100. Your focus is perfectly backwards

Instead of inspecting the 2nd Amendment for ways to restrict the RIGHT you should be inspecting the body of The Constitution for a hint of power granted to the government to even contemplate the personal arms of the private citizen.

The Constitution is a charter of conferred powers and the government -- established by the Constitution -- only possesses the specific powers granted to it by the people. Those interests that the people have never surrendered are retained by the people.

To read the 2nd Amendment as imparting conditions and qualifications on the right means you believe that the people surrendered to government power to dictate upon their personal property.

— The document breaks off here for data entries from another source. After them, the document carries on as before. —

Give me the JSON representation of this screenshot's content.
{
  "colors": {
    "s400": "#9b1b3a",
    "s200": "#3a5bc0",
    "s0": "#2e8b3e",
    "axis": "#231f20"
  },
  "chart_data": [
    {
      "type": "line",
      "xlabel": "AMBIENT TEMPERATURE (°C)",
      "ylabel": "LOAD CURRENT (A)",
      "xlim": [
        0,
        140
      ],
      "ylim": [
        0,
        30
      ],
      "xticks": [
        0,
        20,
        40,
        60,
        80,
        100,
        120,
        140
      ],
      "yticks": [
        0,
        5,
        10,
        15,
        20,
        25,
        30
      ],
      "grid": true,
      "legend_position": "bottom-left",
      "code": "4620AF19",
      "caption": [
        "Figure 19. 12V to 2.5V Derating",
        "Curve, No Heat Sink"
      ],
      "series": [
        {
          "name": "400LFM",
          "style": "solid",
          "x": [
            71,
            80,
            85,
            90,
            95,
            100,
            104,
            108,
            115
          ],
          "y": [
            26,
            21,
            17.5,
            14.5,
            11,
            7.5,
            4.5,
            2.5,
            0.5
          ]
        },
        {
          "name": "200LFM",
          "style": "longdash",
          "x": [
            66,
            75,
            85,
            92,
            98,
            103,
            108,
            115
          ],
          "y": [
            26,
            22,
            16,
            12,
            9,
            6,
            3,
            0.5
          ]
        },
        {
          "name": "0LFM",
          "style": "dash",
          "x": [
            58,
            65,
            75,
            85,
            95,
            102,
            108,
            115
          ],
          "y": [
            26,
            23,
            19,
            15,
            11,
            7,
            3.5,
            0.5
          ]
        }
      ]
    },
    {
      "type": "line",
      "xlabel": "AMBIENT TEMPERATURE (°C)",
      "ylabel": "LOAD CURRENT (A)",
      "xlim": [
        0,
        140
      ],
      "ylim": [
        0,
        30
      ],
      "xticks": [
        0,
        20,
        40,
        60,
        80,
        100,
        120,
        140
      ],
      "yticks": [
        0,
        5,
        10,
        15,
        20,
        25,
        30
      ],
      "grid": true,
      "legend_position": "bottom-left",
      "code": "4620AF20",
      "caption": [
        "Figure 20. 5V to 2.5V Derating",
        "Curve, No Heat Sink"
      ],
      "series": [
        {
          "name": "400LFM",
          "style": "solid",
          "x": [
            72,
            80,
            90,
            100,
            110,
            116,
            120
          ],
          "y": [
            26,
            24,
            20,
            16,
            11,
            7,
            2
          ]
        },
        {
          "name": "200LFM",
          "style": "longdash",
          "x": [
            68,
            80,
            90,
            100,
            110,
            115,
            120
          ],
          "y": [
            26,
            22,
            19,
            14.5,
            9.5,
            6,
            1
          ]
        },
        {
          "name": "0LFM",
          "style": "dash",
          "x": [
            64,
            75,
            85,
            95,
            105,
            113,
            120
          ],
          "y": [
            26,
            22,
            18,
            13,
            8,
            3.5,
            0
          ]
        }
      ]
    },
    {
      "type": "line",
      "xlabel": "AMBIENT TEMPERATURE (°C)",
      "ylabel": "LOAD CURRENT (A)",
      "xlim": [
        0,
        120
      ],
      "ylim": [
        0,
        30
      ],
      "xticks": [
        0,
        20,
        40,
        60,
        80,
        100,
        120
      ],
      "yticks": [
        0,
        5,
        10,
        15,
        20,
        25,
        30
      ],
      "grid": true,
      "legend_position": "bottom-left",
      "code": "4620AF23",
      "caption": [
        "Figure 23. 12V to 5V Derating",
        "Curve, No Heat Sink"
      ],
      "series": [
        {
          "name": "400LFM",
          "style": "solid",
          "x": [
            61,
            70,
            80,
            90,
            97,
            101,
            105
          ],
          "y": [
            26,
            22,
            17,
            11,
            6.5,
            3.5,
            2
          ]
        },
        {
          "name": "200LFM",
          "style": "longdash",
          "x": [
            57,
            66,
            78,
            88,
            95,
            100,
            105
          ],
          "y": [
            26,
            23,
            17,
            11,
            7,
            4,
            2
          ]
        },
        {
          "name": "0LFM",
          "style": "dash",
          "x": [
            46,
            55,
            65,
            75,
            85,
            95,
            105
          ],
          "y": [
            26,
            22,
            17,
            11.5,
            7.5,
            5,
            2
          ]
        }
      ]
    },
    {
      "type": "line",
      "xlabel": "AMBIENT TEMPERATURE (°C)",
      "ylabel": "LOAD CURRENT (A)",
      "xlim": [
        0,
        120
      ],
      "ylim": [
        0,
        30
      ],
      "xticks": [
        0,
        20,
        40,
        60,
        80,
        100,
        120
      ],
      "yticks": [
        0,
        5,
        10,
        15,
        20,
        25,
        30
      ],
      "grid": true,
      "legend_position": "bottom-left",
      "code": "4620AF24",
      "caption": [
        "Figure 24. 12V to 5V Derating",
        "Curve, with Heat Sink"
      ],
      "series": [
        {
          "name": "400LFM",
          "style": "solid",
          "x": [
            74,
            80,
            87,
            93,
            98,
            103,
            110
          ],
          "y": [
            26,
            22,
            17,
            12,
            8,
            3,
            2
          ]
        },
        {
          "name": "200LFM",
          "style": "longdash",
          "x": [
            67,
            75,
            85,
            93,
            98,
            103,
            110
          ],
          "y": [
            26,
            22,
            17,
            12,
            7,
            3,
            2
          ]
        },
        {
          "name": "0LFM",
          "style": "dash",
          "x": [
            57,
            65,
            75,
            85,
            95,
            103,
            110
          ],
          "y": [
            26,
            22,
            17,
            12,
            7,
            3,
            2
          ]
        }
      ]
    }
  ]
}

And that is profoundly incorrect and injurious to the rights of the citizen.

Your belief is precisely why the Federalists argued so vehemently against adding a bill of rights to the Constitution.

As the Federalists argued in #84, because the government can only exercise the limited powers granted to it, "why declare that things shall not be done which there is no power to do?" They thought adding a bill of rights was dangerous and absurd because such a list would only compile, "various exceptions to powers not granted; and, on this very account, would afford a colorable pretext to claim more than were granted . . . " The Federalists feared that no matter how the provisions were worded people would assume that the right flows from the enumeration and invent powers to restrain rights. Which is precisely what you are doing!

The citizen's of the USA don't possess the right to keep and bear arms because of a certain interpretation of the 2nd Amendment, we have the right because no power was ever granted to government to impact in any fashion, the personal arms of the private citizen. Neither the simple passage of time, our elevated society nor our modern "enlightenment" has altered that fact.